Obserwuj w Google News

Jakub Rzeźniczak przerwał milczenie po śmierci syna. „Znasz rokowanie, ale jest szok. Ogromny”

3 min. czytania
28.08.2022 14:35

Jakub Rzeźniczak udzielił pierwszego wywiadu po śmierci syna, Oliwiera.
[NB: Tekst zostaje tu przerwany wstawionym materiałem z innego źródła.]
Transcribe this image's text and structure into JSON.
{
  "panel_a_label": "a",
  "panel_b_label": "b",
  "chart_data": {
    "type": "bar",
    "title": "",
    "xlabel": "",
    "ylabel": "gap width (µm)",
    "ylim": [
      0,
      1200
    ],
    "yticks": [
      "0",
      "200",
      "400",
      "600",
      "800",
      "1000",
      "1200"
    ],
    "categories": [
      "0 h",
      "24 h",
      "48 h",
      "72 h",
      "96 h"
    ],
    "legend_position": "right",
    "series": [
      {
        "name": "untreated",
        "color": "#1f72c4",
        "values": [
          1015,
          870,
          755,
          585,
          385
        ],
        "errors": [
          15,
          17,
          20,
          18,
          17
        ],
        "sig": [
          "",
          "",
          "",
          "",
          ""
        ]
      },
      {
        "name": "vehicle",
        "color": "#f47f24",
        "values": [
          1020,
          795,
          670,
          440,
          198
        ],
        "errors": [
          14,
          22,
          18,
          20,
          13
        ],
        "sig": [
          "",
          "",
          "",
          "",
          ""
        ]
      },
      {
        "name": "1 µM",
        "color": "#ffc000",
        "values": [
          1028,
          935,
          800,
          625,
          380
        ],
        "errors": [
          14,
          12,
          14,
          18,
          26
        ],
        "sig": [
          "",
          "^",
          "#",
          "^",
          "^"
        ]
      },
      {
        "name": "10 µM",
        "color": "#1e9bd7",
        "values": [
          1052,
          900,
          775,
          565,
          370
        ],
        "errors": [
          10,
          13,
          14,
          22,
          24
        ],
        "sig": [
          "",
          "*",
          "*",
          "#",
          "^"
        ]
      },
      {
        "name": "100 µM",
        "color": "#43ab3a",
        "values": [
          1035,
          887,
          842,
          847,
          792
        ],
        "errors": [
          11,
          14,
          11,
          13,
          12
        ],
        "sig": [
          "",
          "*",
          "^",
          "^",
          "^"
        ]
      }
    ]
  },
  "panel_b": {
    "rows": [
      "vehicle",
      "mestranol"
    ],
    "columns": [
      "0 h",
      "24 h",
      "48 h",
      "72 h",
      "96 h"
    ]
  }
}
Opowiedział o tym, jak przeżył na najtrudniejszy moment w swoim życiu. Do tej pory unikał publicznych wypowiedzi.

Jakub Rzeźniczak
fot. TOMASZ RADZIK/East News, screen Instagram jakubrzezniczak25

Jakub Rzeźniczak wraz z Magdaleną Stępień do ostatniej chwili walczyli o życie synka, Oliwiera. Zaledwie roczny maluch zmarł pod koniec lipca, zmagał się z nowotworem wątroby w klinice w Izraelu. Piłkarz już wcześniej mówił, że wyniki niestety nie wyglądają zbyt dobrze, a najlepsi lekarze nie chcieli podjąć się leczenia – mogli zaproponować jedynie to samo, co inni. U malucha wykryto również przerzuty. Jakub Rzeźniczak zdążył pożegnać się z ukochanym synem.

Zobacz także:  Pogrzeb Oliwiera Rzeźniczaka. Poruszający gest żałobników [FOTO]

Jakub Rzeźniczak zabrał głos po śmierci syna

- Gdy choroba jest tak blisko, spada na twoje dziecko, gdy nadchodzą ostatnie chwile. Do końca wierzysz. Do ostatnich chwil nie dopuszczasz, że to się może skończyć tragicznie. Czułem się jak w filmie. Pojechałem ostatni raz do Izraela, a później musieliśmy przetransportować ciało Oliwiera do Polski. Nic nie jest w stanie przygotować cię na coś takiego. Do końca wierzysz. Do ostatnich chwil nie dopuszczasz, że to się może skończyć tragicznie. Zawsze wierzysz, że dziecko wyzdrowieje. Znasz rokowanie, ale jest szok. Ogromny – wyznał Jakub Rzeźniczak w rozmowie ze „Sport.pl”.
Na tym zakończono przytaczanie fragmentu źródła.